The point is that when using the linearized Einstein field equations, which is for sure legitimate for our Sun, that it's not sufficient to take into account the perturbation of $g_{00}=1+h_{00}$ as it is for "slow" massive "test particles" (planets), because the naive "photon" is massless, and thus you have to take into account also the spatial corrections. For the radially symmetric vacuum solution in the usual spherical coordinates what you get is the corresponding approximation of the Schwarzschild solution,
$$\mathrm{d} s^2 \simeq (1-r_S/r)^2 \mathrm{d} t^2 - (1+r_S/r)^2 \mathrm{d} r^2 - r^2 (\mathrm{d} \vartheta^2 + \sin^2 \vartheta \mathrm{d} \varphi^2),$$
valid for trajectories with $r\ll r_S$.

 

[Sagittarius A-Star]

Yes, it is true that assuming there could be a "uniform gravitational field" globally was a problem with Einstein's 1911 calculation

I must correct by above posting #78. Einstein did not assume globally a "uniform gravitational field", but along the path of the light a gravitational field, of which the magnitude of gravitational acceleration depends on the distance to the sun. So he applied the equivalence principle locally, but assumed a wrong global model for the gravitational field, because in his model, it's direction is every the same.

 

[PeterDonis]

Einstein did not assume globally a "uniform gravitational field", but along the path of the light a gravitational field, of which the magnitude of gravitational acceleration depends on the distance to the sun.

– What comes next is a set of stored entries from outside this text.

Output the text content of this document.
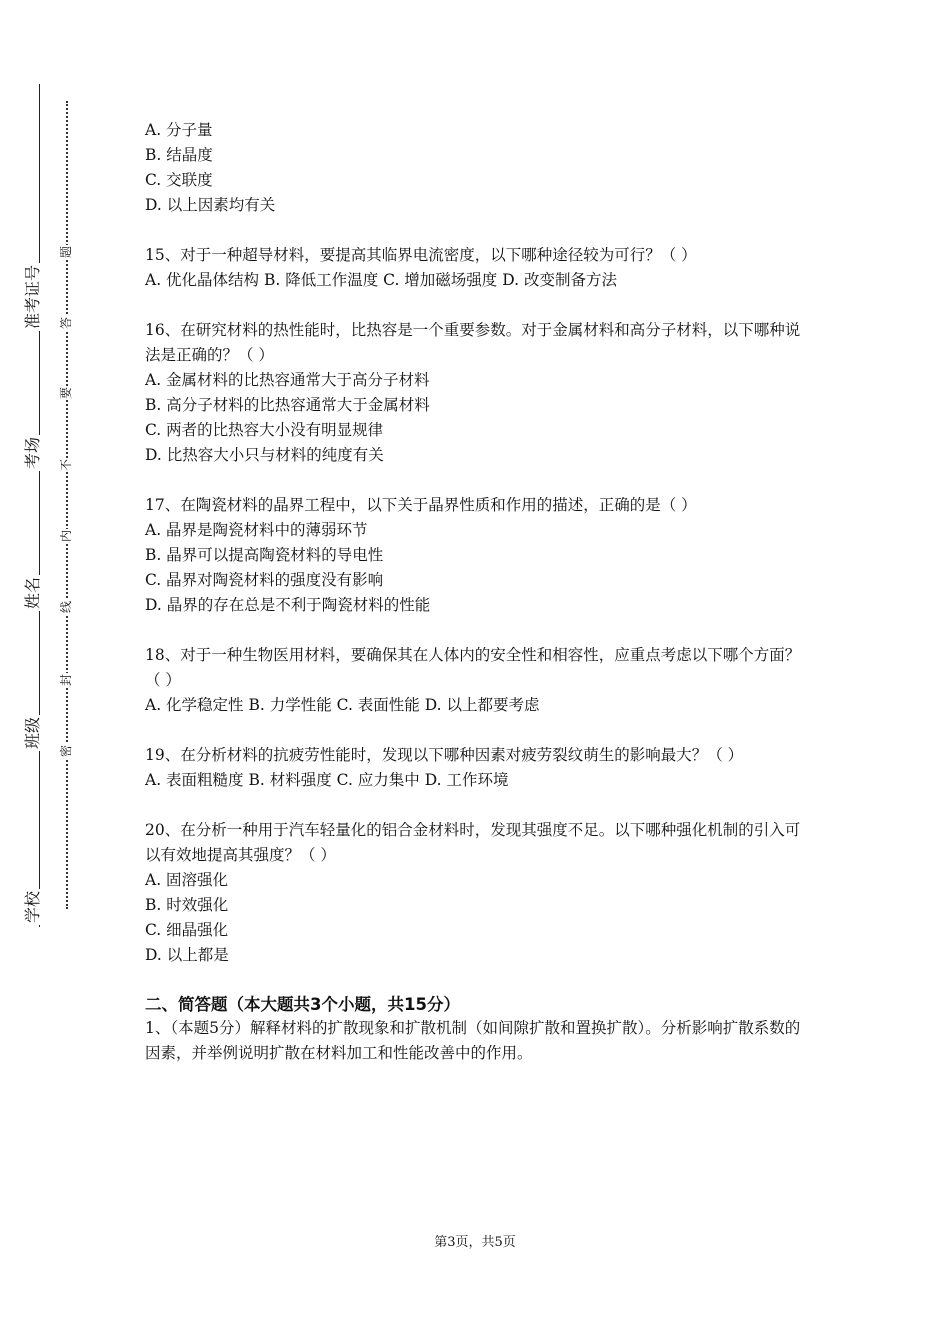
准考证号
考场
姓名
班级
学校
题
答
要
不
内
线
封
密

A. 分子量

B. 结晶度

C. 交联度

D. 以上因素均有关

15、对于一种超导材料，要提高其临界电流密度，以下哪种途径较为可行？（ ）

A. 优化晶体结构 B. 降低工作温度 C. 增加磁场强度 D. 改变制备方法

16、在研究材料的热性能时，比热容是一个重要参数。对于金属材料和高分子材料，以下哪种说法是正确的？（ ）

A. 金属材料的比热容通常大于高分子材料

B. 高分子材料的比热容通常大于金属材料

C. 两者的比热容大小没有明显规律

D. 比热容大小只与材料的纯度有关

17、在陶瓷材料的晶界工程中，以下关于晶界性质和作用的描述，正确的是（ ）

A. 晶界是陶瓷材料中的薄弱环节

B. 晶界可以提高陶瓷材料的导电性

C. 晶界对陶瓷材料的强度没有影响

D. 晶界的存在总是不利于陶瓷材料的性能

18、对于一种生物医用材料，要确保其在人体内的安全性和相容性，应重点考虑以下哪个方面？（ ）

A. 化学稳定性 B. 力学性能 C. 表面性能 D. 以上都要考虑

19、在分析材料的抗疲劳性能时，发现以下哪种因素对疲劳裂纹萌生的影响最大？（ ）

A. 表面粗糙度 B. 材料强度 C. 应力集中 D. 工作环境

20、在分析一种用于汽车轻量化的铝合金材料时，发现其强度不足。以下哪种强化机制的引入可以有效地提高其强度？（ ）

A. 固溶强化

B. 时效强化

C. 细晶强化

D. 以上都是

二、简答题（本大题共3个小题，共15分）

1、（本题5分）解释材料的扩散现象和扩散机制（如间隙扩散和置换扩散）。分析影响扩散系数的因素，并举例说明扩散在材料加工和性能改善中的作用。

第3页，共5页
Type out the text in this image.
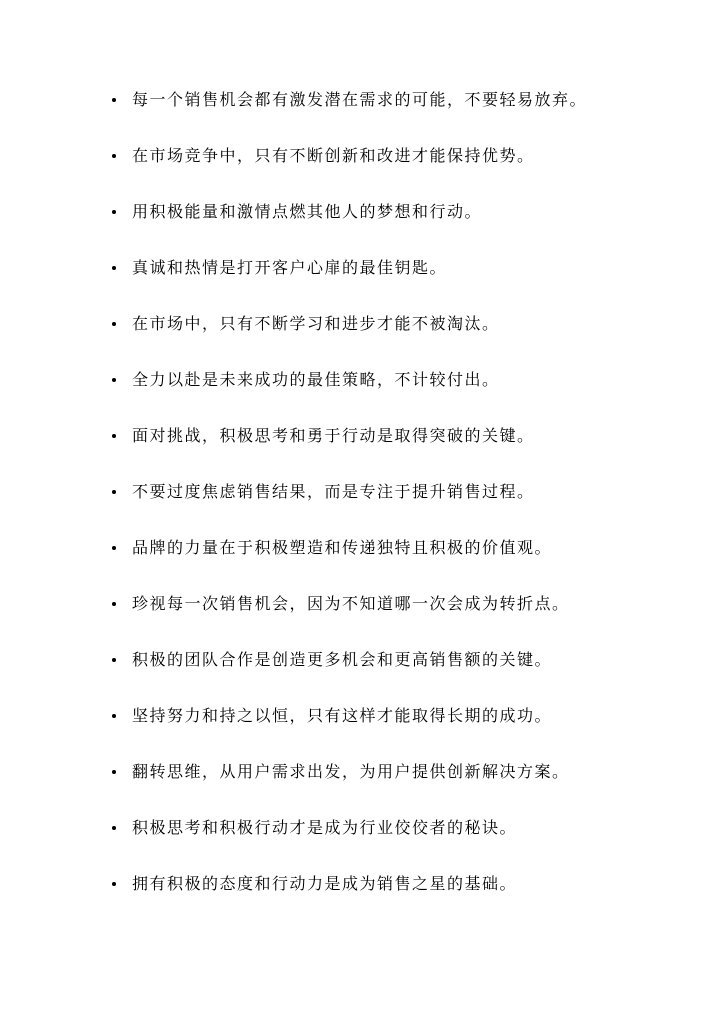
每一个销售机会都有激发潜在需求的可能，不要轻易放弃。
在市场竞争中，只有不断创新和改进才能保持优势。
用积极能量和激情点燃其他人的梦想和行动。
真诚和热情是打开客户心扉的最佳钥匙。
在市场中，只有不断学习和进步才能不被淘汰。
全力以赴是未来成功的最佳策略，不计较付出。
面对挑战，积极思考和勇于行动是取得突破的关键。
不要过度焦虑销售结果，而是专注于提升销售过程。
品牌的力量在于积极塑造和传递独特且积极的价值观。
珍视每一次销售机会，因为不知道哪一次会成为转折点。
积极的团队合作是创造更多机会和更高销售额的关键。
坚持努力和持之以恒，只有这样才能取得长期的成功。
翻转思维，从用户需求出发，为用户提供创新解决方案。
积极思考和积极行动才是成为行业佼佼者的秘诀。
拥有积极的态度和行动力是成为销售之星的基础。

Can you point out the specific place in the 1911 paper where Einstein makes this assumption (the one I've bolded in the above quote?

 

[Sagittarius A-Star]

Can you point out the specific place in the 1911 paper where Einstein makes this assumption (the one I've bolded in the above quote?

The distance to the sun is $r$ in the integral under equation (4):
http://www.relativitycalculator.com...ation_on_the_Propagation_of_Light_English.pdf

This integral is explained from the equivalence principle after equation (1) in

Now, we can read directly off the figure that the direction of the wave front changes by an amount equal to –∂c/∂y per unit of distance along the direction of the wave. Note that the total deflection is extremely small, so to the first order of approximation we can consider just the x component of its motion as depicted below.

The partial of c with respect to y is

To compute the total deflection of the wave front along the entire path, Einstein simply integrated this over the path.
...
(See below for a comment on how Einstein actually performed this integration.)

Source:
https://www.mathpages.com/rr/s8-09/8-09.htm

 

[PeterDonis]

The distance to the sun is $r$ in the integral under equation (4)

Ah, got it.

 

[Sagittarius A-Star]

Ah, got it.

I must also correct my posting #85. He makes no wrong assumption about the direction of the global gravitation field at a certain location. The only error is the missing spatial curvature.

 

[H_A_Landman]

I don't think so, but I'd need to double check the maths.

Is it the case that as the line of sight of the star moves further and further away from the star, the bending approaches the Newtonian prediction? If so, why are we told that the GR prediction is always precisely twice the Newtonian one?

It is not the case that in the weak-field limit, bending gets Newtonian. In that limit (of say the Schwarzschild metric) there is still a spatial term that ranges from 0% to 100% as large as the temporal term, depending on speed.

To get Newtonian gravity, you have to take the weak-field AND low-speed limits. The spatial term goes to zero at v=0, but equals the temporal term at v=c. So light cannot ever bend by just the Newtonian amount; because it travels at the speed of light, the spatial term is always at max, and the bending is exactly twice what Newton predicts.

At intermediate speeds, the spatial term is always smaller than the temporal term. Thus it is NEVER correct to simplify "gravity is due to the curvature of space-time" to "gravity is due to the curvature of space", but it is often correct to simplify it to "gravity is due to the curvature of time". For example, the gravity holding your butt in your chair is at least 99.9999% due to the curvature of time.